Like every other man who put on the army blue and marched away so bold, "With gay and gallant tread," Si could not tell whether he was going to amount to anything as a soldier until he had gone through the test of being under fire. There were many men who walked very erect, talked bravely, drilled well, and made a fine appearance on dress parade, before they reached "the front," but who wilted at the "zip" of bullets like tender corn blades nipped by untimely frost. And a good many of them continued in that wilted condition. Perhaps they really couldn't help it. An inscrutable Providence had seen fit to omit putting any "sand in their gizzards," as the boys expressed it.

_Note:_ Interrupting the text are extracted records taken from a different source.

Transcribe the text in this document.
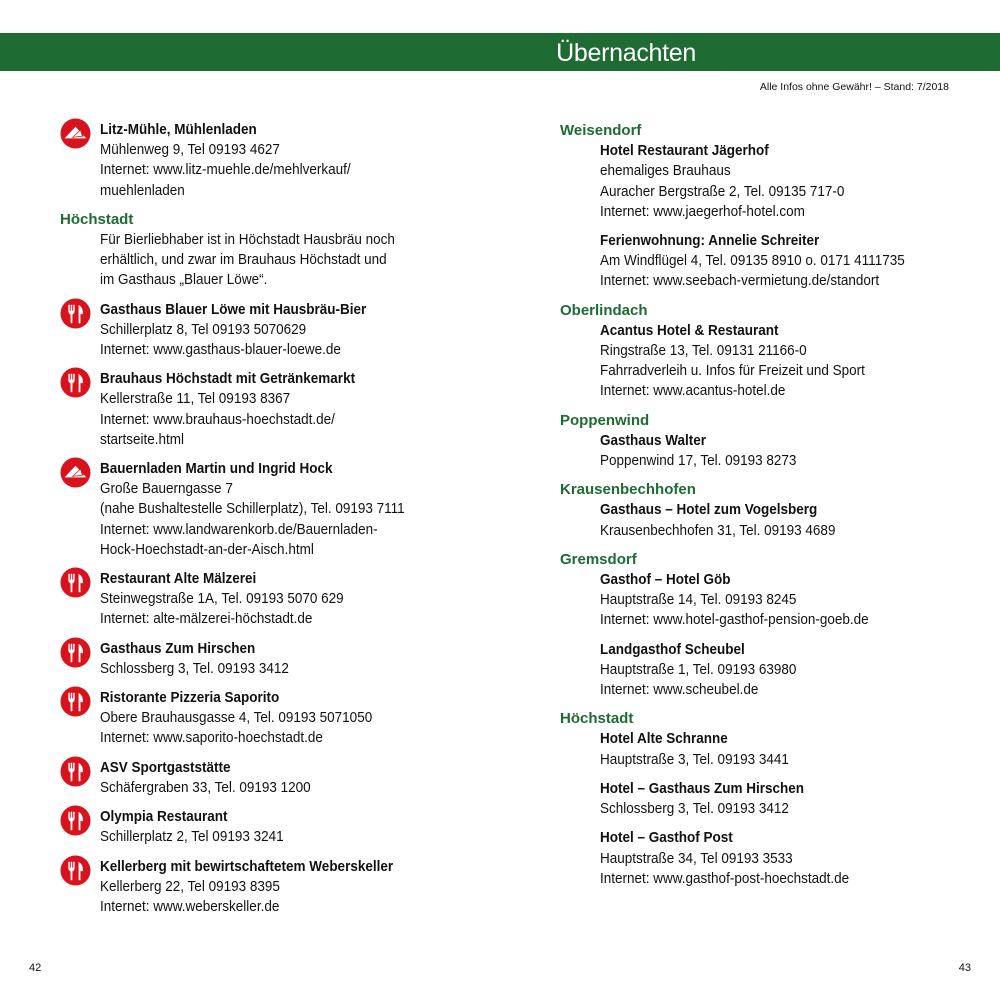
Übernachten
Alle Infos ohne Gewähr! – Stand: 7/2018
Litz-Mühle, Mühlenladen
Mühlenweg 9, Tel 09193 4627
Internet: www.litz-muehle.de/mehlverkauf/
muehlenladen
Höchstadt
Für Bierliebhaber ist in Höchstadt Hausbräu noch
erhältlich, und zwar im Brauhaus Höchstadt und
im Gasthaus „Blauer Löwe“.
Gasthaus Blauer Löwe mit Hausbräu-Bier
Schillerplatz 8, Tel 09193 5070629
Internet: www.gasthaus-blauer-loewe.de
Brauhaus Höchstadt mit Getränkemarkt
Kellerstraße 11, Tel 09193 8367
Internet: www.brauhaus-hoechstadt.de/
startseite.html
Bauernladen Martin und Ingrid Hock
Große Bauerngasse 7
(nahe Bushaltestelle Schillerplatz), Tel. 09193 7111
Internet: www.landwarenkorb.de/Bauernladen-
Hock-Hoechstadt-an-der-Aisch.html
Restaurant Alte Mälzerei
Steinwegstraße 1A, Tel. 09193 5070 629
Internet: alte-mälzerei-höchstadt.de
Gasthaus Zum Hirschen
Schlossberg 3, Tel. 09193 3412
Ristorante Pizzeria Saporito
Obere Brauhausgasse 4, Tel. 09193 5071050
Internet: www.saporito-hoechstadt.de
ASV Sportgaststätte
Schäfergraben 33, Tel. 09193 1200
Olympia Restaurant
Schillerplatz 2, Tel 09193 3241
Kellerberg mit bewirtschaftetem Weberskeller
Kellerberg 22, Tel 09193 8395
Internet: www.weberskeller.de
Weisendorf
Hotel Restaurant Jägerhof
ehemaliges Brauhaus
Auracher Bergstraße 2, Tel. 09135 717-0
Internet: www.jaegerhof-hotel.com
Ferienwohnung: Annelie Schreiter
Am Windflügel 4, Tel. 09135 8910 o. 0171 4111735
Internet: www.seebach-vermietung.de/standort
Oberlindach
Acantus Hotel & Restaurant
Ringstraße 13, Tel. 09131 21166-0
Fahrradverleih u. Infos für Freizeit und Sport
Internet: www.acantus-hotel.de
Poppenwind
Gasthaus Walter
Poppenwind 17, Tel. 09193 8273
Krausenbechhofen
Gasthaus – Hotel zum Vogelsberg
Krausenbechhofen 31, Tel. 09193 4689
Gremsdorf
Gasthof – Hotel Göb
Hauptstraße 14, Tel. 09193 8245
Internet: www.hotel-gasthof-pension-goeb.de
Landgasthof Scheubel
Hauptstraße 1, Tel. 09193 63980
Internet: www.scheubel.de
Höchstadt
Hotel Alte Schranne
Hauptstraße 3, Tel. 09193 3441
Hotel – Gasthaus Zum Hirschen
Schlossberg 3, Tel. 09193 3412
Hotel – Gasthof Post
Hauptstraße 34, Tel 09193 3533
Internet: www.gasthof-post-hoechstadt.de
42	43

It must be confessed that Si was somewhat unduly elated and puffed up over, his own achievements as a skirmisher and his success in climbing the ladder of military rank and fame. It is true, it wasn't much of a fight they had that day, but Si thought it was pretty fair for a starter, and enough to prove to both himself and his comrades that he wouldn't be one of the "coffee coolers" when there was business on hand.

Si was sorry that his regiment did not get into the fight at Perryville. The 200th Ind. belonged to one of the two corps of Buell's army that lay under the trees two or three miles away all through that October afternoon, while McCook's gallant men were in a life-and-death struggle against overwhelming odds. It bothered Si as much to understand it all as it did 30,000 other soldiers that day.